The low prevalence of ICD use in the present study was largely due to the fact that reimbursement officially covers ICDs only for secondary prevention of SCD in Japan. Because patient enrollment of this study started in June 2004, when the results of MADIT II and SCD-HeFT had been already published or announced, therapeutic strategies (i.e., whether to implant ICD or not) were left to the discretion of the attending physician. As a result, ICD patients were much sicker than Non-ICD patients in terms of lower systolic blood pressure, higher BNP level, lower LVEF, larger LVEDD, wider QRS duration, lower prevalence of negative-TWA, and higher prevalence of moderate to severe mitral regurgitation, PVC >10/h, or NSVT (data not shown).

The TWA test was initially developed as risk stratification test for lethal ventricular tachyarrhythmia mainly in ischemic patients [68], but recent studies indicate that predictive values of TWA might be higher in non-ischemic patients than in ischemic patients [9, 13]. Consistently, in the present study, the negative predictive value of TWA for SVTE was 100% in non-ischemic patients, as compared with 95.1% in ischemic patients, although the difference was not statistically significant (Table 5).
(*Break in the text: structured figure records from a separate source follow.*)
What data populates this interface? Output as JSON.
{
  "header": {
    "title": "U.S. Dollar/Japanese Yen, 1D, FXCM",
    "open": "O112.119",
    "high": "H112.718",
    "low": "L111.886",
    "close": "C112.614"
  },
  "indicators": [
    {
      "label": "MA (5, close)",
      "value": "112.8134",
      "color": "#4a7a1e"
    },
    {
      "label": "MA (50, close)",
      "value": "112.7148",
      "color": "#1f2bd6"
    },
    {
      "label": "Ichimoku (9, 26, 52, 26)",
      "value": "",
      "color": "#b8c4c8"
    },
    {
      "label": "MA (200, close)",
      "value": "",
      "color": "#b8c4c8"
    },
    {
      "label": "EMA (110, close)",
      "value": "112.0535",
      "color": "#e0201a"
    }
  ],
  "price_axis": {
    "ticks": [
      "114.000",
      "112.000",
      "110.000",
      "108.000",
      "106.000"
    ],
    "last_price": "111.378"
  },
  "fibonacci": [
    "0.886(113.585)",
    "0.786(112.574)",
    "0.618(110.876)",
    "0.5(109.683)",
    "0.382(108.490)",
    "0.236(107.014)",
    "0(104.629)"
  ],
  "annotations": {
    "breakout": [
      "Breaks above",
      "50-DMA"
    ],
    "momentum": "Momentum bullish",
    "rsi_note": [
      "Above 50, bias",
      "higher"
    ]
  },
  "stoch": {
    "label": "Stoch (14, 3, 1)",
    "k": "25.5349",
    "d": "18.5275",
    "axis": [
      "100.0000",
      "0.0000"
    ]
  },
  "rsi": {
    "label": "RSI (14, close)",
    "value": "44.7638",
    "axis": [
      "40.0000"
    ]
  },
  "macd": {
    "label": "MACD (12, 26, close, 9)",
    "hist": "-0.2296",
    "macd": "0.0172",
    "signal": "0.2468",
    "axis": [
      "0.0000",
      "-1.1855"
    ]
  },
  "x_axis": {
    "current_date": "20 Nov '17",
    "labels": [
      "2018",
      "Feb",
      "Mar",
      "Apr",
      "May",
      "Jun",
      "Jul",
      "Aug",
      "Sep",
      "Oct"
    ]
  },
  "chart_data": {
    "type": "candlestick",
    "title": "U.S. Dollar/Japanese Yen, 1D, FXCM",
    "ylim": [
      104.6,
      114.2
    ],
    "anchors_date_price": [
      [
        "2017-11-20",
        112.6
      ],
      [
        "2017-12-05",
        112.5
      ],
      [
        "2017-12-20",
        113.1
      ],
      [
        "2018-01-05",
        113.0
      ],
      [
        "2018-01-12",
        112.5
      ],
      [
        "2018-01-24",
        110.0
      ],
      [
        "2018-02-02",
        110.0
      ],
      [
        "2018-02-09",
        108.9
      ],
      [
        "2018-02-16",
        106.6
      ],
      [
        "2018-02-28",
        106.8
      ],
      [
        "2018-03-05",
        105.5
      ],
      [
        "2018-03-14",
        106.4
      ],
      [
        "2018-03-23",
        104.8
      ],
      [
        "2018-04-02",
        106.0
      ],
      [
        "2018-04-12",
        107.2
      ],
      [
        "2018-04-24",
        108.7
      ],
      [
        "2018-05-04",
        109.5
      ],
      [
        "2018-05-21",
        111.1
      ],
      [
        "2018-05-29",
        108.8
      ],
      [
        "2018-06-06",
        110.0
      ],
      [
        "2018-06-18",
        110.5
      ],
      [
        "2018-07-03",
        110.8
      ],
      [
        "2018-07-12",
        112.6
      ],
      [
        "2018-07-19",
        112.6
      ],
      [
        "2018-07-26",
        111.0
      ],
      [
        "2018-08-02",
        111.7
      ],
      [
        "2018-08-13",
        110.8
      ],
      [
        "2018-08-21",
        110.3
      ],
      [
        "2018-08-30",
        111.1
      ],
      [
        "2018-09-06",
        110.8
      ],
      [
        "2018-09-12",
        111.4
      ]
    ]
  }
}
Because follow-up duration of previous studies reporting high predictive values of TWA ranged from 17 to 20 months [611], it has been uncertain whether the prognostic utility of TWA remains robust beyond 2 years. In the present study, the median of follow-up was 36 months, which was the longest among the multicenter TWA studies. The 3-year event-free rates for SVTE and cardiac death in TWA-negative patients were extremely high, 97.0 and 98.6%, respectively. Our data suggest that the predictive value of TWA remains robust over 3 years.

Limitations

The present study has several important limitations. First, the number of patients enrolled in this study was not large enough, considering the broad spectrum of its patient population. Second, the number of patients screened and excluded in this study was not recorded. Considering the relatively slow rate of patient enrolment, there may be some selection bias in our study population. Third, inclusion of appropriate ICD therapy in the composite primary end point may overestimate arrhythmic events, as discussed above. However, the prevalence of ICD use in the present study was relatively low as compared with other recent studies. Fourth, the rate of self-terminating ventricular tachycardia in patients without an ICD could not be determined. Fifth, device programming in ICD patients was not prespecified in this study. All intra-cardiac ECGs of ICD therapies were, however, reviewed by the clinical events committee. Finally, the results of the TWA test were determined at each participating center without a core laboratory so that the data would more closely represent general clinical practice. Conversely, there may be some heterogeneity in the interpretation of the TWA test results.

Conclusions

The present study demonstrated high negative predictive ability of TWA for lethal ventricular tachyarrhythmia in a real-world Japanese population of LV dysfunction patients during the median follow-up of 3 years. However, the TWA-negative patients accounted for only 18% of the entire population, including those ineligible for the TWA test. Thus, despite the strikingly high negative predictive value of TWA for lethal ventricular arrhythmia, the safety assurance given by a negative result of the TWA test was applicable to only a limited proportion of patients with LV dysfunction.

Those ineligible for the TWA test were associated with highest risk for lethal ventricular tachyarrhythmia, as well as highest overall and cardiac mortality.

Our study warrants further investigation with a larger patient population and a longer follow-up period.